Market price or limit orders on index ETF options?

Discussion in 'ETFs' started by crgarcia, Oct 3, 2007.

  1. If you use limit orders, Do you place the limit order some cents below current price?
    How much below?

  2. MTE


    Depends on what you wanna achieve. Obviously, the closer the price to the market the more likely you'll get a fill. I usually try to get the mid point.
  3. tvgram


    It depends what you are doing of course. You need to worry more about the price when you are swing trading for the short term.

    But I have used ETFs primarily to create a portfolio and plan on holding them at least a year. So now I almost always put in a market order.

    I have tried to knock a few cents off using limit orders in the past, But half the time it seems I end up not getting filled because it takes off the other way.

    So my advice is that as long as you know you are going to buy it anyway, even if the price moves up a bit, and you have a longer holding period, just put it in as a market order. It usually comes out about the same in the long run anyway.
  4. ajna


    In my own experience I find that whenever I get my limit order filled at the mid price quickly after entering my order, invariably the price will remain better than my trade price for the rest of the day.

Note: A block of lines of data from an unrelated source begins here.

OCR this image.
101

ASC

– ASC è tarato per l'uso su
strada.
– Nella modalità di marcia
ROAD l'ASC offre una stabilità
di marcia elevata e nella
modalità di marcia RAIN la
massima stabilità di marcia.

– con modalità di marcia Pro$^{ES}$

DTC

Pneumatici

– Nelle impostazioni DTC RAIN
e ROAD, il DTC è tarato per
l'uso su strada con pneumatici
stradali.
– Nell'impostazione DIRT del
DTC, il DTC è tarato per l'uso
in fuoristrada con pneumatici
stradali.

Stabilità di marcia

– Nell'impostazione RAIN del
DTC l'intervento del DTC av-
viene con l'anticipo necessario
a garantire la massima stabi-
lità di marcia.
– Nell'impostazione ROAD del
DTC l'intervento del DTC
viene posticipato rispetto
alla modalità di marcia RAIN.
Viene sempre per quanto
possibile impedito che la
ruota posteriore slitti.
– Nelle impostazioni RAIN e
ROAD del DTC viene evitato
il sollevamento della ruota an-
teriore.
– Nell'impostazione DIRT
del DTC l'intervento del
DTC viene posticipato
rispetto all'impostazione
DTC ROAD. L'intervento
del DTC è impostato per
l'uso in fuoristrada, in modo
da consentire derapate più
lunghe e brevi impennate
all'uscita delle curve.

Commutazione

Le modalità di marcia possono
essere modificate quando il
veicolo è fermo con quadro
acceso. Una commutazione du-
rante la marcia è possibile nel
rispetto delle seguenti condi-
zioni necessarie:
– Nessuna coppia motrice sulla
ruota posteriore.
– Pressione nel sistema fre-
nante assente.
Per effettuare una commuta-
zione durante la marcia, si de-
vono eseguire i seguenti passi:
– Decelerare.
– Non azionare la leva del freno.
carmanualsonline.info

Conversely, if I need to fight a bit to enter a position, the price I obtain ends up being a good one. This has led me to trade in a manner where my buy orders are a bit below the current mid, and my sells a bit higher. This way I get a price I am happy with, and typically get a price that seems "fair" to me as well. Obviously if you really need to make a trade immediately, then I'll take whatever I can get at that moment. But even then, limit orders are a must. Even on the larger index ETFs, spreads can widen, in which case you could give away nickels or even dimes away. I would rather go through the headache of fighting for my price in order to keep those nickels in my pocket.

  5. MTE


    One of the traders in the "market wizards" said that the good trades are always hard to get in to, it is the bad trades that are easily filled.

    I've experienced this many times. If I get a quick fill on the mid then it is usually a sign that the market is gonna move against me.